Major health care deal may be on the cards
The firm, which is listed on the Nigerian Stock Exchange (NSE), is the best performing stock on the NSE Healthcare sector year to date.
Interestingly, sources tell “Heard on the Street” that the acquiring firm is also a Healthcare firm listed on the NSE.
A merger should be growth positive for the sector which is grappling with higher input costs as the recent devaluation of the naira leads to some costs pressures for most pharmaceutical firms in Africa’s largest economy.
Nigeria’s pharmaceutical imports are forecast to reach $789 million by 2018, widening the country’s pharmaceutical trade deficit from the $475 million it posted in 2013, according to a 2015 report by PWC.
Other challenges stunting the growth of the sector are counterfeit drugs, lack of meaningful patent legislation on pricing, and a chronically underfunded healthcare sector.
Finance costs are also expected to remain a drag to Healthcare companies’ earnings, which have taken loans in a bid to expand their capacities, and align their operations to attain Good Manufacturing Practices (GMP) status.

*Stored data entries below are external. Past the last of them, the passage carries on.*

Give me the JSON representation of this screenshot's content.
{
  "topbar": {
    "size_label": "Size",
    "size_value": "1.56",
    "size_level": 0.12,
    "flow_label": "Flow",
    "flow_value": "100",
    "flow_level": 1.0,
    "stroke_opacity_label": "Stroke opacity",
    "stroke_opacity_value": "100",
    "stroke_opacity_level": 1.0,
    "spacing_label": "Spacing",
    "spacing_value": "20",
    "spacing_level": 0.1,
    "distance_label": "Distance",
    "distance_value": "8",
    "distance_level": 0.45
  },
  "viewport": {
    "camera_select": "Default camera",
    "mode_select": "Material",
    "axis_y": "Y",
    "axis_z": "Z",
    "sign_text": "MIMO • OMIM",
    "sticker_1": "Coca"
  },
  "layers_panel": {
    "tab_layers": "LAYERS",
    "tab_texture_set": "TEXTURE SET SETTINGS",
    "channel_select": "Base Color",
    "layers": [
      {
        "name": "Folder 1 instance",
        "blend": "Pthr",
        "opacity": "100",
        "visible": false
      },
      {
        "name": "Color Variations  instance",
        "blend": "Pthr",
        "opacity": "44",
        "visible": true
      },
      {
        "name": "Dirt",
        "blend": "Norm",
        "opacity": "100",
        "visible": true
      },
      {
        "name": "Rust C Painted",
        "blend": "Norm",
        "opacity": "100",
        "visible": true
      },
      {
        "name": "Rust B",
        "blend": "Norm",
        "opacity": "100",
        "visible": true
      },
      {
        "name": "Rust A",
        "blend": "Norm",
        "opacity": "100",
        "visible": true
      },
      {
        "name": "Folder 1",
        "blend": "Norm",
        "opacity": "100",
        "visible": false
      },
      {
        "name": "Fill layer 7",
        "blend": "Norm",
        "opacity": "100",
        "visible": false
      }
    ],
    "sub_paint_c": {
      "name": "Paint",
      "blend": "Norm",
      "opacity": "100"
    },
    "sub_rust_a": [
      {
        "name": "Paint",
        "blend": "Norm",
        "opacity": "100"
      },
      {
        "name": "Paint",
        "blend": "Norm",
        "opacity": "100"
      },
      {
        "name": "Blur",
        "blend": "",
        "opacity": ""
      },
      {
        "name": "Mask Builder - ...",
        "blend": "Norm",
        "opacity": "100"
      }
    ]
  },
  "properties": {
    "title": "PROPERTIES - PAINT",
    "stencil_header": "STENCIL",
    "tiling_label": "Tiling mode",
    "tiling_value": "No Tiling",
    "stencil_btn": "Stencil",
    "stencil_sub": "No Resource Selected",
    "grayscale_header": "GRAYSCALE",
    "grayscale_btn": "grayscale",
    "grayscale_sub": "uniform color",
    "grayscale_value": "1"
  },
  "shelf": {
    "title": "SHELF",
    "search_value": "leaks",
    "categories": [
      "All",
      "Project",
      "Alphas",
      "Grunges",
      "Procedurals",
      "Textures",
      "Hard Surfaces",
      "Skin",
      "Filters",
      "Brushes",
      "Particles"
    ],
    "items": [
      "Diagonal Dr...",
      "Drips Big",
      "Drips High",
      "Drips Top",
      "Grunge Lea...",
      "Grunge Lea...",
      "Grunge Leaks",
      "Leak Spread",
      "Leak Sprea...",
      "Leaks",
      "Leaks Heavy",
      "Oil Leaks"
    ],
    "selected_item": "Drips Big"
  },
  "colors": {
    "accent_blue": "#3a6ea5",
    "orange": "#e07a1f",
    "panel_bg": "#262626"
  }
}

The Pharmaceutical industry in Nigeria has spent over $600 million (N120 billion) to attain World Health Organisation (WHO) certification and pre-qualification for about four local firms in the country.
The growth potentials in the sector, from the rise in non-communicable diseases (NLS) such as diabetes, hypertension and cancer are thought to be a major rationale for the deal.
Also a takeover or merger deal should bolster the balance sheet of the new company, enabling it to invest more in innovation and research, while reducing the competition in the sector.
The industry is also becoming more attractive to foreign investors who are willing to partner with local manufacturers.